Tools for parsing corpora in the vertical format devised originally for `CWB
<http://cwb.sourceforge.net/>`_, used also by `(No)SketchEngine
<https://nlp.fi.muni.cz/trac/noske/>`_. It would have been nice if verticals
were just standards compliant XML, but they appeared before XML, so they're
not. Hence this.

NOTE: The examples below are currently not tested because they require the
:file:`syn2015.gz` vertical file to be available, which is large and should not
be freely distributed.

.. code:: python

   >>> import pytest
   >>> pytest.skip("examples not tested")

Iterating over positions in a vertical file
===========================================

This allows you to iterate over all positions while keeping track of the
structural attributes of the structures they're contained within, without
risking errors from hand-coding this logic every time you need it.

.. code:: python

   >>> from corpy.vertical import Syn2015Vertical
   >>> from pprint import pprint
   >>> v = Syn2015Vertical("path/to/syn2015.gz")
   >>> for i, position in enumerate(v.positions()):
   ...     if i % 100 == 0:
   ...         # structural attributes of position
   ...         pprint(v.sattrs)
   ...         print()
   ...         # position itself
   ...         pprint(position)
   ...         print()
   ...     elif i > 100:
   ...         break
   ...
   {'doc': {'audience': 'GEN: obecné publikum',
           'author': 'Typlt, Jaromír',
           'authsex': 'M: muž',
           'biblio': 'Typlt, Jaromír (1993): Zápas s rodokmenem. Praha: Pražská '
                     'imaginace.',
           'first_published': '1993',
           'genre': 'X: neuvedeno',
           'genre_group': 'X: neuvedeno',
           'id': 'pi291',
           'isbnissn': '80-7110-132-X',
           'issue': '',
           'medium': 'B: kniha',
           'periodicity': 'NP: neperiodická publikace',
           'publisher': 'Pražská imaginace',
           'pubplace': 'Praha',
           'pubyear': '1993',
           'srclang': 'cs: čeština',
           'subtitle': 'Groteskní mýtus',
           'title': 'Zápas s rodokmenem',
           'translator': 'X',
           'transsex': 'X: neuvedeno',
           'txtype': 'NOV: próza',
           'txtype_group': 'FIC: beletrie'},
   'p': {'id': 'pi291:1:1', 'type': 'normal'},
   's': {'id': 'pi291:1:1:1'},
   'text': {'author': '', 'id': 'pi291:1', 'section': '', 'section_orig': ''}}

   Position(word='ZÁPAS', lemma='zápas', tag=UtklTag(pos='N', sub='N', gen='I', num='S', case='1', pgen='-', pnum='-', pers='-', tense='-', grad='-', neg='A', act='-', p13='-', p14='-', var='-', asp='-'), proc='T', afun='ExD', parent='0', eparent='0', prep='', p_lemma='', p_tag='', p_afun='', ep_lemma='', ep_tag='', ep_afun='')

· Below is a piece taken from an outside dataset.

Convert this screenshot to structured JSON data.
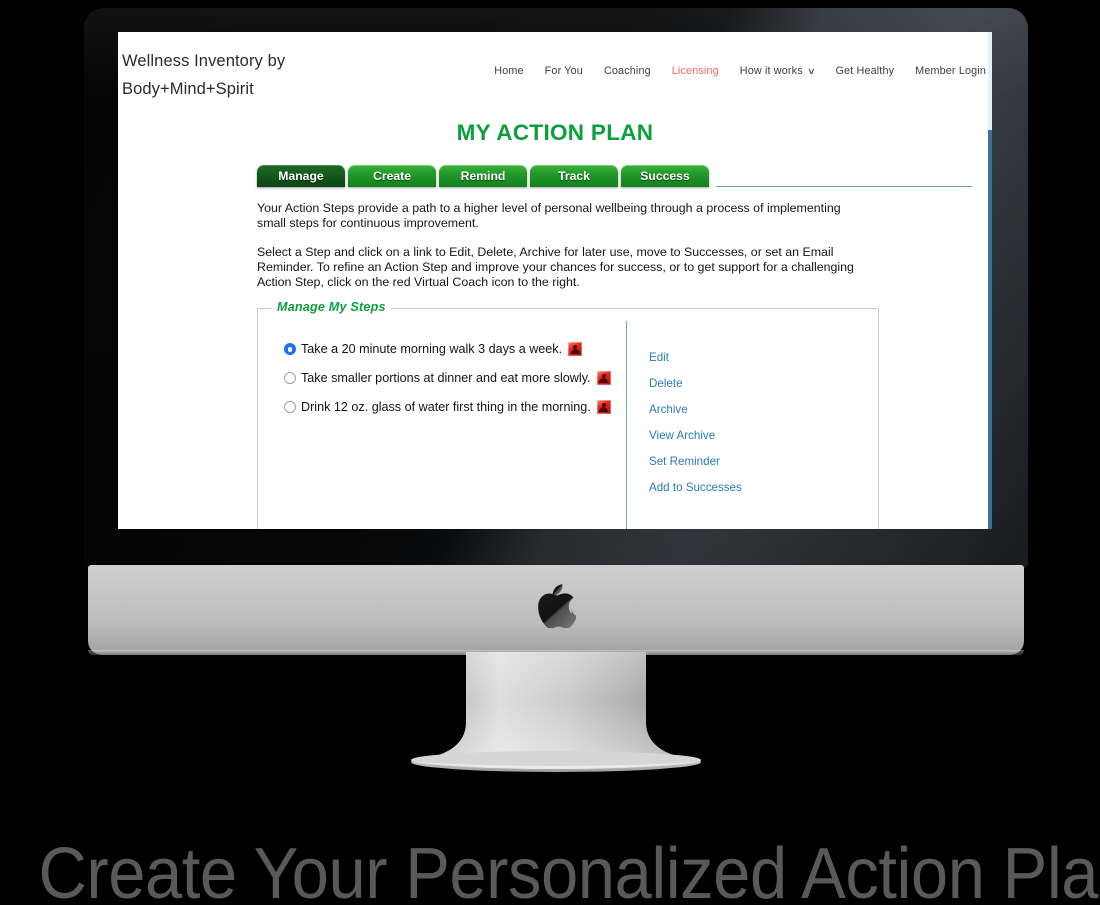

   {'doc': {'audience': 'GEN: obecné publikum',
           'author': 'Typlt, Jaromír',
           'authsex': 'M: muž',
           'biblio': 'Typlt, Jaromír (1993): Zápas s rodokmenem. Praha: Pražská '
                     'imaginace.',
           'first_published': '1993',
           'genre': 'X: neuvedeno',
           'genre_group': 'X: neuvedeno',
           'id': 'pi291',
           'isbnissn': '80-7110-132-X',
           'issue': '',
           'medium': 'B: kniha',
           'periodicity': 'NP: neperiodická publikace',
           'publisher': 'Pražská imaginace',
           'pubplace': 'Praha',
           'pubyear': '1993',
           'srclang': 'cs: čeština',
           'subtitle': 'Groteskní mýtus',
           'title': 'Zápas s rodokmenem',
           'translator': 'X',
           'transsex': 'X: neuvedeno',
           'txtype': 'NOV: próza',
           'txtype_group': 'FIC: beletrie'},
   'p': {'id': 'pi291:1:3', 'type': 'normal'},
   's': {'id': 'pi291:1:3:2'},
   'text': {'author': '', 'id': 'pi291:1', 'section': '', 'section_orig': ''}}

   Position(word='chvil', lemma='chvíle', tag=UtklTag(pos='N', sub='N', gen='F', num='P', case='2', pgen='-', pnum='-', pers='-', tense='-', grad='-', neg='A', act='-', p13='-', p14='-', var='-', asp='-'), proc='M', afun='Atr', parent='-1', eparent='-1', prep='', p_lemma='několik', p_tag='Ca--4-----------', p_afun='Adv', ep_lemma='několik', ep_tag='Ca--4-----------', ep_afun='Adv')

Performing frequency distribution queries
=========================================

This can be done elegantly and fairly quickly with
:meth:`~corpy.vertical.Vertical.search`. All you have to do is provide a match
function, which identifies positions which the query should match, and a count
function, which specifies what should be counted for each match.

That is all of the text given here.